Dusting For Fingerprints With Baby Powder

I recently witnessed a police investigator arrive at a house burglary scene with the notorious fingerprints unit.

A wealthy person’s home was broken into. The officer with the kapunda, holding the black case, had his spectacles at the tip of his nose and strutted to the smashed window, meticulously placing everything on the ground.

What he pulled out made me laugh so hard that everyone turned around to see what the joke was, and I simply pointed back at the fingerprint specialist.

He pulled out a small plastic container with what was clearly baby powder and short pieces of sticky tape.

Yes, I am talking about the powder many use on their faces in the absence of proper face powder.

Well, you know how this story ends: The burglars have yet to be caught.

I stood there wondering if Namibia really has a fingerprint database, and if so, what does it even look like? I’m genuinely curious about this.

Let the police get the benefit of the doubt, and imagine there are gigantic colonial files somewhere in a holding cell where the black, smudged imprints of grimy fingers are piled.

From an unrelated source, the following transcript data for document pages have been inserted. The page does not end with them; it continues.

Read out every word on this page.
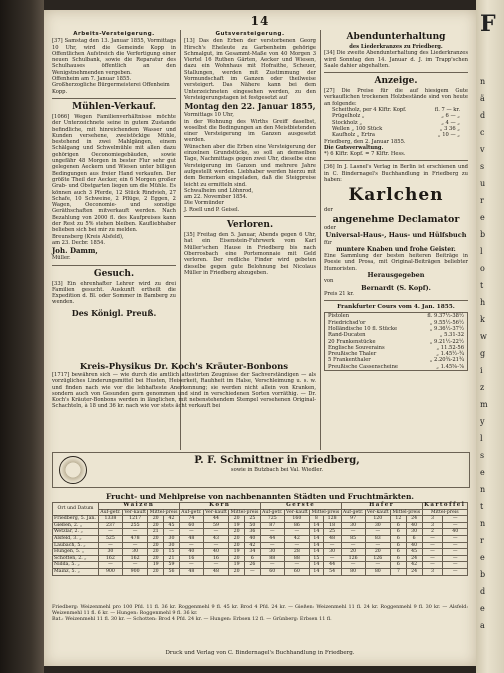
14
Arbeits-Versteigerung.

[37] Samstag den 13. Januar 1855, Vormittags 10 Uhr, wird die Gemeinde Kopp in Offentlichen Aufstreich die Verfertigung einer neuen Schulbank, sowie die Reparatur des Schulhauses öffentlich an den Wenigstnehmenden vergeben.

Offenheim am 7. Januar 1855.

Großherzogliche Bürgermeisterei Offenheim

Kopp.

Mühlen-Verkauf.

[1066] Wegen Familienverhältnisse möchte der Unterzeichnete seine in gutem Zustande befindliche, mit hinreichendem Wasser und Kunden versehene, zweistöckige Mühle, bestehend in zwei Mahlgängen, einem Schälgang und Schwelmühle mit allen dazu gehörigen Oeconomiegebäuden, sowie ungefähr 48 Morgen in bester Flur sehr gut gelegenen Aeckern und Wiesen unter billigen Bedingungen aus freier Hand verkaufen. Der größte Theil der Aecker, ein 6 Morgen großer Grab- und Obstgarten liegen um die Mühle. Es können auch 3 Pferde, 12 Stück Rindvieh, 27 Schafe, 10 Schweine, 2 Pflüge, 2 Eggen, 2 Wagen, Oeconomie- und sonstige Geräthschaften mitverkauft werden. Nach Bezahlung von 2000 fl. des Kaufpreises kann der Rest zu 5% stehen bleiben. Kaufliebhaber belieben sich bei mir zu melden.

Breunsberg (Kreis Alsfeld),

am 23. Decbr. 1854.

Joh. Damm,

Müller.

Gesuch.

[33] Ein ehrenhafter Lehrer wird zu drei Familien gesucht. Auskunft ertheilt die Expedition d. Bl. oder Sommer in Bamberg zu wenden.

Des Königl. Preuß.
Gutsversteigerung.

[13] Das den Erben der verstorbenen Georg Hirsch's Eheleute zu Garbenheim gehörige Schmalgut, im Gesammt-Maße von 40 Morgen 3 Viertel 16 Ruthen Gärten, Aecker und Wiesen, dazu ein Wohnhaus mit Hofraithe, Scheuer, Stallungen, werden mit Zustimmung der Vormundschaft im Ganzen oder theilweise versteigert. Das Nähere kann bei dem Unterzeichneten eingesehen werden, zu den Versteigerungstagen ist festgesetzt auf

Montag den 22. Januar 1855,

Vormittags 10 Uhr,

in der Wohnung des Wirths Greiff daselbst, woselbst die Bedingungen an den Meistbietenden einer Versteigerung im Ganzen ausgesetzt werden.

Wünschen aber die Erben eine Versteigerung der einzelnen Grundstücke, so soll an demselben Tage, Nachmittags gegen zwei Uhr, dieselbe eine Versteigerung im Ganzen und mehrere Jahre aufgestellt werden. Liebhaber werden hierzu mit dem Bemerken eingeladen, daß die Steigpreise leicht zu ermitteln sind.

Schwalheim und Löhnrod,

am 22. November 1854.

Die Vormünder

J. Roell und P. Geisel.

Verloren.

[35] Freitag den 5. Januar, Abends gegen 6 Uhr, hat ein Eisenstein-Fuhrwerk vom Karl Müller'schen Hause in Friedberg bis nach Oberrosbach eine Portemonnaie mit Geld verloren. Der redliche Finder wird gebeten dieselbe gegen gute Belohnung bei Nicolaus Müller in Friedberg abzugeben.

Abendunterhaltung
des Liederkranzes zu Friedberg.

[34] Die zweite Abendunterhaltung des Liederkranzes wird Sonntag den 14. Januar d. J. im Trapp'schen Saale dahier abgehalten.

Anzeige.

[27] Die Preise für die auf hiesigem Gute verkauflichen trockenen Holzbestände sind von heute an folgende:

Scheitholz, per 4 Klftr. Kopf.	fl. 7 — kr.
Prügelholz „	„ 6 — „
Stockholz „	„ 4 — „
Wellen „ 100 Stück	„ 3 36 „
Kaufholz „ Ertra	„ 10 — „

Friedberg, den 2. Januar 1855.

Die Gutsverwaltung.

*) 6 Klftr. Kopf. = 7 Klftr. Hess.

[36] In J. Lasnel's Verlag in Berlin ist erschienen und in C. Bindernagel's Buchhandlung in Friedberg zu haben:

Karlchen

der

angenehme Declamator

oder

Universal-Haus-, Haus- und Hülfsbuch

für

muntere Knaben und frohe Geister.

Eine Sammlung der besten heiteren Beiträge in Poesie und Prosa, mit Original-Beiträgen beliebter Humoristen.

Herausgegeben

von

Bernardt (S. Kopf).

Preis 21 kr.

Frankfurter Cours vom 4. Jan. 1855.
Pistolen	fl. 9.37½-38½
Friedrichsd'or	„ 9.55½-56½
Holländische 10 fl. Stücke	„ 9.36½-37½
Rand-Ducaten	„ 5.31-32
20 Frankenstücke	„ 9.21½-22½
Englische Souverains	„ 11.52-56
Preußische Thaler	„ 1.45½-¾
5 Frankenthaler	„ 2.20¾-21¾
Preußische Cassenscheine	„ 1.45⅝-⅞
Kreis-Physikus Dr. Koch's Kräuter-Bonbons

[1717] bewähren sich — wie durch die amtlich attestirten Zeugnisse der Sachverständigen — als vorzügliches Linderungsmittel bei Husten, Heiserkeit, Rauhheit im Halse, Verschleimung u. s. w. und finden nach wie vor die lebhafteste Anerkennung; sie werden nicht allein von Kranken, sondern auch von Gesunden gern genommen und sind in verschiedenen Sorten vorräthig. — Dr. Koch's Kräuter-Bonbons werden in länglichen, mit nebenstehendem Stempel versehenen Original-Schachteln, à 18 und 36 kr. nach wie vor stets ächt verkauft bei

P. F. Schmittner in Friedberg,
sowie in Butzbach bei Val. Wiedler.
Frucht- und Mehlpreise von nachbenannten Städten und Fruchtmärkten.
Ort und Datum	Waizen				Korn				Gerste				Hafer				Kartoffel	
	Auf-getr.	Ver-kauft	Mittel-preis		Auf-getr.	Ver-kauft	Mittel-preis		Auf-getr.	Ver-kauft	Mittel-preis		Auf-getr.	Ver-kauft	Mittel-preis		Mittel-preis	
Friedberg, 5. Jan.	1338	1217	20	42	74	44	20	25	725	160	8	128	97	120	12	24	3	—
Gießen, 2. „	237	255	20	45	60	59	19	50	87	86	14	18	30	30	6	40	3	—
Wetzlar, 2. „	—	—	21	—	—	—	20	36	—	—	14	25	—	—	6	30	2	40
Alsfeld, 3. „	525	478	20	30	48	43	20	40	44	42	14	48	85	83	6	6	—	—
Laubach, 5. „	—	—	20	30	—	—	20	42	—	—	14	—	—	—	6	40	—	—
Hungen, 5. „	30	30	20	15	40	40	19	34	30	28	14	30	20	20	6	45	—	—
Schotten, 2. „	162	162	20	21	16	16	20	6	88	88	15	—	126	126	6	24	—	—
Nidda, 5. „	—	—	19	59	—	—	19	26	—	—	14	44	—	—	6	42	—	—
Mainz, 5. „	900	900	20	56	48	48	20	—	60	60	14	54	80	80	7	24	3	—

Friedberg: Weizenmehl pro 100 Pfd. 11 fl. 36 kr. Roggenmehl 9 fl. 45 kr. Brod 4 Pfd. 24 kr. — Gießen: Weizenmehl 11 fl. 24 kr. Roggenmehl 9 fl. 30 kr. — Alsfeld: Weizenmehl 11 fl. 6 kr. — Hungen: Roggenmehl 9 fl. 36 kr.

Bat.: Weizenmehl 11 fl. 30 kr. — Schotten: Brod 4 Pfd. 24 kr. — Hungen: Erbsen 12 fl. — Grünberg: Erbsen 11 fl.

Druck und Verlag von C. Bindernagel's Buchhandlung in Friedberg.
F
n
ä
d
c
v
s
u
r
e
b
l
o
t
h
k
w
g
i
z
m
y
l
s
e
n
t
n
r
e
b
d
e
a
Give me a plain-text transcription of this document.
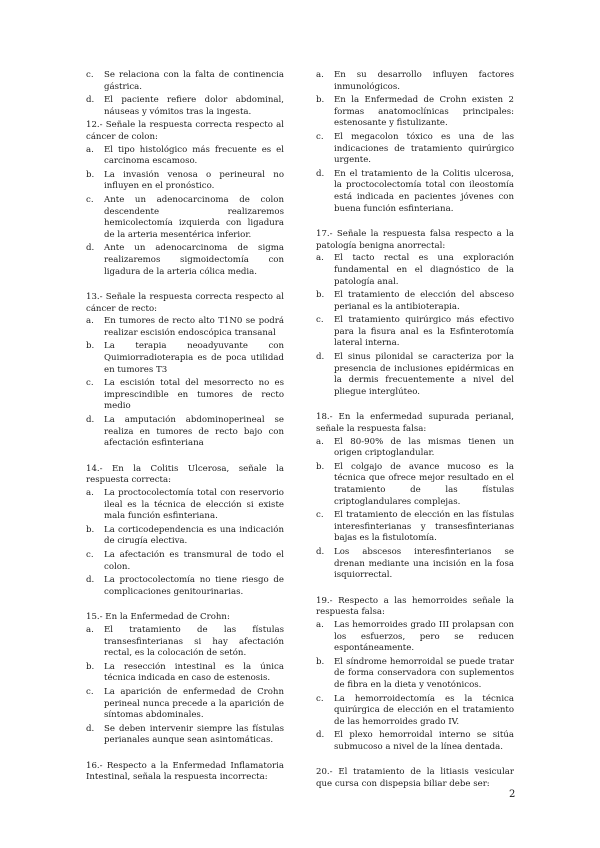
c. Se relaciona con la falta de continencia gástrica.
d. El paciente refiere dolor abdominal, náuseas y vómitos tras la ingesta.
12.- Señale la respuesta correcta respecto al cáncer de colon:
a. El tipo histológico más frecuente es el carcinoma escamoso.
b. La invasión venosa o perineural no influyen en el pronóstico.
c. Ante un adenocarcinoma de colon descendente realizaremos hemicolectomía izquierda con ligadura de la arteria mesentérica inferior.
d. Ante un adenocarcinoma de sigma realizaremos sigmoidectomía con ligadura de la arteria cólica media.
13.- Señale la respuesta correcta respecto al cáncer de recto:
a. En tumores de recto alto T1N0 se podrá realizar escisión endoscópica transanal
b. La terapia neoadyuvante con Quimiorradioterapia es de poca utilidad en tumores T3
c. La escisión total del mesorrecto no es imprescindible en tumores de recto medio
d. La amputación abdominoperineal se realiza en tumores de recto bajo con afectación esfinteriana
14.- En la Colitis Ulcerosa, señale la respuesta correcta:
a. La proctocolectomía total con reservorio ileal es la técnica de elección si existe mala función esfinteriana.
b. La corticodependencia es una indicación de cirugía electiva.
c. La afectación es transmural de todo el colon.
d. La proctocolectomía no tiene riesgo de complicaciones genitourinarias.
15.- En la Enfermedad de Crohn:
a. El tratamiento de las fístulas transesfinterianas si hay afectación rectal, es la colocación de setón.
b. La resección intestinal es la única técnica indicada en caso de estenosis.
c. La aparición de enfermedad de Crohn perineal nunca precede a la aparición de síntomas abdominales.
d. Se deben intervenir siempre las fístulas perianales aunque sean asintomáticas.
16.- Respecto a la Enfermedad Inflamatoria Intestinal, señala la respuesta incorrecta:
a. En su desarrollo influyen factores inmunológicos.
b. En la Enfermedad de Crohn existen 2 formas anatomoclínicas principales: estenosante y fistulizante.
c. El megacolon tóxico es una de las indicaciones de tratamiento quirúrgico urgente.
d. En el tratamiento de la Colitis ulcerosa, la proctocolectomía total con ileostomía está indicada en pacientes jóvenes con buena función esfinteriana.
17.- Señale la respuesta falsa respecto a la patología benigna anorrectal:
a. El tacto rectal es una exploración fundamental en el diagnóstico de la patología anal.
b. El tratamiento de elección del absceso perianal es la antibioterapia.
c. El tratamiento quirúrgico más efectivo para la fisura anal es la Esfinterotomía lateral interna.
d. El sinus pilonidal se caracteriza por la presencia de inclusiones epidérmicas en la dermis frecuentemente a nivel del pliegue interglúteo.
18.- En la enfermedad supurada perianal, señale la respuesta falsa:
a. El 80-90% de las mismas tienen un origen criptoglandular.
b. El colgajo de avance mucoso es la técnica que ofrece mejor resultado en el tratamiento de las fístulas criptoglandulares complejas.
c. El tratamiento de elección en las fístulas interesfinterianas y transesfinterianas bajas es la fistulotomía.
d. Los abscesos interesfinterianos se drenan mediante una incisión en la fosa isquiorrectal.
19.- Respecto a las hemorroides señale la respuesta falsa:
a. Las hemorroides grado III prolapsan con los esfuerzos, pero se reducen espontáneamente.
b. El síndrome hemorroidal se puede tratar de forma conservadora con suplementos de fibra en la dieta y venotónicos.
c. La hemorroidectomía es la técnica quirúrgica de elección en el tratamiento de las hemorroides grado IV.
d. El plexo hemorroidal interno se sitúa submucoso a nivel de la línea dentada.
20.- El tratamiento de la litiasis vesicular que cursa con dispepsia biliar debe ser:
2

Do they use magnifying glasses to compare the fingerprints they need to authenticate, like real detectives? How long does that process take?

Consider this: A bold burglar snatches a handbag from a table in the Erongo region with his right hand, violating the law with the audacity of James Bond.

And what happens thereafter?

You will not believe it! The exact right hand that defied the law in the Erongo region is spotted hundreds of kilometres away in the //Kharas region, casually enjoying a cocktail on a beautiful beach after snatching a cellphone from a restaurant table.

Is this elusive criminal apprehended? Certainly not!

The following month, the criminal walks into a police station, slap his right hand onto the counter, and walks out with a shiny police clearance certificate, all while grinning about the system’s inefficiencies.

Let us now discuss the wonders of technical progress.

You’d think that in an era when Elon Musk is sending talking ‘Dankie Botswana’ into space and artificial intelligence is progressing at dizzying speed, scanning the bloody things into a computer would be a piece of cake. No way, not in Namibia!

In fact, one would think that police stations would be linked digitally via the internet, yet they are only linked by gossip.

The authorities appear to take pride in their stubborn adherence to ancient techniques, dismissing the concept of interconnected databases as if it were an alien concept from some other galaxy.

In their defence, who wants the convenience of rapid information interchange between police stations when they can enjoy the thrill of waiting three weeks to find out if someone has a criminal record?

It’s almost as if they’re playing hide and seek, except the crooks have an unfair advantage, because the cops are too preoccupied with piles of paperwork and hopelessly obsolete systems. How charming!

Isn’t the Namibian Police part of the home affairs ministry?

Therefore, how does the ministry rate so high in biometric efficiency if their police function continues to play amagoes with criminals?

I know you’re laughing right now, but when that tate with the baby powder and sticky tape comes to your house to collect fingerprints, you’ll wish it wasn’t your house being dusted.

Until then, let us pray to our forefathers that the country would soon embrace the benefits of digital integration and say goodbye to the era of incompetent cops, fragmented databases and criminals who can’t help but laugh in the face of justice.